Monica Shah is an independent dance artist who performs in both classical and contemporary Indian dance styles. She has trained in Bharatanatyam for over 30 years, with complimentary work in diverse movement forms. Monica toured North America as a senior member of the Menaka Thakkar Dance Company for a decade, and since then, she has performed as a soloist and guest artist in dance productions and festivals across Toronto, Vancouver, Montreal, Ottawa, and New York. Monica is also a licensed psychologist, providing individual, family, and group treatment to youth and adults in outpatient settings, as well as community workshops and outreach to expand access to mental health services. Dr.
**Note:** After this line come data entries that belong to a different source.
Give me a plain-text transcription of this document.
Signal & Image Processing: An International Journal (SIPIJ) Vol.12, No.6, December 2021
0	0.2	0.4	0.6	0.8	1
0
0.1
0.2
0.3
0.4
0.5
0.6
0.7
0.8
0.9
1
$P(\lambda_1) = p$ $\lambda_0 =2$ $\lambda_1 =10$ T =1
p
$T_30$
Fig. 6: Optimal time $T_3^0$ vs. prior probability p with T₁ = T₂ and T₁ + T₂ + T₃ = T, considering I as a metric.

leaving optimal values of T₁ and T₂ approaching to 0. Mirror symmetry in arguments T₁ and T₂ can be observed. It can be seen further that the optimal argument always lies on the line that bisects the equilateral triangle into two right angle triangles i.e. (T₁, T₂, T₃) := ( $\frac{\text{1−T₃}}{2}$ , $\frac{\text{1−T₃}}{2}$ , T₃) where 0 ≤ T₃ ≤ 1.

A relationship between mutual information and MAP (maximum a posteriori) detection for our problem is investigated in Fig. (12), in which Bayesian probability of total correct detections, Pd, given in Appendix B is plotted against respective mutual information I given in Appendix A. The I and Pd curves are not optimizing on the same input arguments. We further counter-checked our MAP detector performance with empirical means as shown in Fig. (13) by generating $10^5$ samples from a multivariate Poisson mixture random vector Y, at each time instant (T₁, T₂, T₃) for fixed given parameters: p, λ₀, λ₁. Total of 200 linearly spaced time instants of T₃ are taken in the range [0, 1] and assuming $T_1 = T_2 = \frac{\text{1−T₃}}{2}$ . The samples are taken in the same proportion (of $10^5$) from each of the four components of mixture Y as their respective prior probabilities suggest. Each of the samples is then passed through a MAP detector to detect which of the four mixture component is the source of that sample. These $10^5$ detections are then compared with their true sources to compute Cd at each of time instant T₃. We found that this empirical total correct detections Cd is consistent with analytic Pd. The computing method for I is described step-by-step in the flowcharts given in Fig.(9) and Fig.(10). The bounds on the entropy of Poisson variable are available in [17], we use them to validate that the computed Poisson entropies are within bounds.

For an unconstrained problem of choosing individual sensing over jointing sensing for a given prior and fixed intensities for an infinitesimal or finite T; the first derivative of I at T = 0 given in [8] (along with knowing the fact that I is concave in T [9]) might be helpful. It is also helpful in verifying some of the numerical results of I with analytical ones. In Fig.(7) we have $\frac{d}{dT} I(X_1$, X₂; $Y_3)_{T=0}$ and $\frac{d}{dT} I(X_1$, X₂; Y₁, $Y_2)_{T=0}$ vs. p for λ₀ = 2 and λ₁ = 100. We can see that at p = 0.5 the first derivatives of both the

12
Shah’s research focus includes the use of mindfulness and acceptance strategies with special populations and, as a clinician, she applies an evidence-based, collaborative, and compassionate approach to help people build the lives that they want to lead.
Monica states, “I believe that the arts fill the soul and provide a form of healing like no other. I’ve experienced this cathartic healing both personally and have seen it in my work, through dance demonstrations in schools, research-backed dance classes for people with Parkinson’s disease, and dance therapy for mental health issues. Youth and adults alike respond to movement with joy and curiosity, and the physical, mental, and emotional health benefits are clear. With mental health issues on the rise, I have felt drawn to combine my psychology and dance worlds to express my thoughts on mental health through the medium of dance and contribute towards collective healing. This fellowship is an opportunity to explore this merged path along with the necessary support, guidance, and power of community.”
For her choreography this year, Monica would like to focus on the mental health impacts of COVID-19 and racial discrimination. She states, “The pandemic has highlighted the importance of mental health care and the everyday struggles that people face. In my work as a psychologist, I have found that humans have a remarkable capacity for both psychic pain and healing. Our minds, one of the marvels of humankind, can also lead us to great depths of agony. Unhelpful and patterned ways of thinking take over, coming from our histories and experiences, often creating emotional distress and unhealthy behaviors.”
She continues, “In my proposed dance choreographies, I aim to normalize mental health issues as a function of the world in which we live and highlight the strength that is found in moving through these struggles. Through unfathomable challenges, we persist and even thrive by connecting to our inner wisdom. With the support of this fellowship, I would like to explore the concept of resilience within struggle through the lens of mental health. People of color may also struggle with the stigma of seeing mental health concerns as a “weakness”, and if they do get to the point of seeking services rather than pushing through on their own, they may have difficulty with accessing affordable and culturally appropriate care. In my choreographies, I hope to both validate psychological struggle as well as highlight the hope that can be found in standing at the intersection of multiple barriers and still moving forward.”